Jess Allen was born in 1966 in Dorset, in the United Kingdom
Jess Allen is represented by Blue Shop Gallery

View Jess Allen’s solo show Nobody’s Watching

 
 
 
 

“Over the years my painting practice has become a quiet place of looking and contemplation. It is about honouring the everyday, and the overlooked.” - Jess Allen

 

Sensing that only a few 'read' these paintings in an abstract sense, Jess recognises that many appreciate them because of their personal relationship to books, or because they resonate as symbols of literature, more pertinent because of our increasingly technological age. Whilst acknowledging this, she says 'Despite my awareness that books are literature, I avoid text or titles. I do not want them to be any certain book, and judged accordingly. By making my books nameless, I hope to allow every viewer to bring whatever book they choose to the painting. I like the openness of this.' She continues, ' themes tend to run through. Recently pages have no writing on them. This suggests that they are waiting for the viewer to imagine, or 'write' their own text. A connection with MA is also here, in the empty space on the pages, which give place and space to a pause.'

Thinking about her own painting practice, Jess notes a parallel with the act of reading, where solitude is necessary to fully experience the words, and this echos the artist's experience of being alone in the studio and absorbed in painting. In her 2021 solo exhibition at Blue Shop Cottage ‘Books from Boxes’ her work shows how a mindful concentration on simple objects can encompass a deeper and considered experience of being.
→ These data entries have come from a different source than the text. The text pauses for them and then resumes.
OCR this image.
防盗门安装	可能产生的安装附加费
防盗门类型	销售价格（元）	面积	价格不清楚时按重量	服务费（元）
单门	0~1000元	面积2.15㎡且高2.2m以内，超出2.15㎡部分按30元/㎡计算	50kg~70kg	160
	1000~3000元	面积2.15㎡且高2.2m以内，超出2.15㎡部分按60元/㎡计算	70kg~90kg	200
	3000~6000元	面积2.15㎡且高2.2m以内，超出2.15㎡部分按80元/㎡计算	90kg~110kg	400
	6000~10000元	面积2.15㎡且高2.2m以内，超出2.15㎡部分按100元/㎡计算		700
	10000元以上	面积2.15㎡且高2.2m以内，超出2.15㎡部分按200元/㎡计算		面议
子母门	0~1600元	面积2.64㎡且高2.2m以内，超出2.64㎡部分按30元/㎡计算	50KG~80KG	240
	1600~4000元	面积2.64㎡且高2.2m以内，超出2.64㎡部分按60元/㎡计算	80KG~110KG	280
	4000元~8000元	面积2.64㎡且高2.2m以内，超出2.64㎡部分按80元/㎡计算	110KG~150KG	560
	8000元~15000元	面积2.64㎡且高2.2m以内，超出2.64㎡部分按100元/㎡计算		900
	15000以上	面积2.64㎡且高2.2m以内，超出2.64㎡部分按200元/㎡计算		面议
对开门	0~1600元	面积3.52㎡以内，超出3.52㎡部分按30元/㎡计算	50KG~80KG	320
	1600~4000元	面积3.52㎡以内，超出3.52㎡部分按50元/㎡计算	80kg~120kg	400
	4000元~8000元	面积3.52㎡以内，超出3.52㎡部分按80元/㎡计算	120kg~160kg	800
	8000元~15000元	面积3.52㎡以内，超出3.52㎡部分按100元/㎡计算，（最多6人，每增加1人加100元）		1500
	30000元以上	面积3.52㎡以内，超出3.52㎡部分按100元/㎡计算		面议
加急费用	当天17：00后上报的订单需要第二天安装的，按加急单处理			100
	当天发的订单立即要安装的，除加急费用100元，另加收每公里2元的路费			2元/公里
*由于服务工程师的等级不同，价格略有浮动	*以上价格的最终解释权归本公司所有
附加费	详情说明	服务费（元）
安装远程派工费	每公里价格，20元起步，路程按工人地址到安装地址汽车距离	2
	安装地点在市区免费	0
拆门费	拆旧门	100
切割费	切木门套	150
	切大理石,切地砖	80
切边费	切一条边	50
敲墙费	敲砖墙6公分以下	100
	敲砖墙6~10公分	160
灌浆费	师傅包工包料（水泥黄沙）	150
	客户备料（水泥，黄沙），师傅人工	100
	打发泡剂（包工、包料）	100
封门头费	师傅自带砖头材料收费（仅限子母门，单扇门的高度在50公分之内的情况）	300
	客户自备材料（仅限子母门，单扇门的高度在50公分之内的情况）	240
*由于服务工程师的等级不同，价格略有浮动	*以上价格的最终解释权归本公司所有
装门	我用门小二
View ‘Nobody’s Watching’ Exhibition

“Working from observation, the presence of light and shade feels inevitable,” says Cornwall-based painter Jess Allen. “I like this visual game of presence and absence.” Composing pared-back interior scenes featuring tableaus of silhouettes and shadow, the artist seeks to capture a moment in time without resorting to a conspicuous or distinct narrative. Natural light falls from above onto familiar domestic scenes, where closely cropped views of couches and stacks of books are overlayed with shadow figures – indeterminate and unnamed portraits that stand just out of view. Allen does not name these figures, instead hoping that the audience can impute their own experiences and desires on their indistinct forms. By using the interplay of light and shade, the artist elevates her subjects to an archetype or allegory, to be understood by her audience using their personal experiences Her true subject then is not any one person, but time itself, defined by the angle of the sun and the tilt of the earth’s axis. It is defined by omission, the length and distortion of shadows defining a particular instant which the artist has carefully and attentively recorded using her striking, muted style. Allen’s paintings are quietly compelling, their composition making them feel intimate. By placing light and shade at the centre of her practice, and elevating the consideration of shadows to become the fundamental element of her works, Allen has beautifully personalised the universal experience of time.”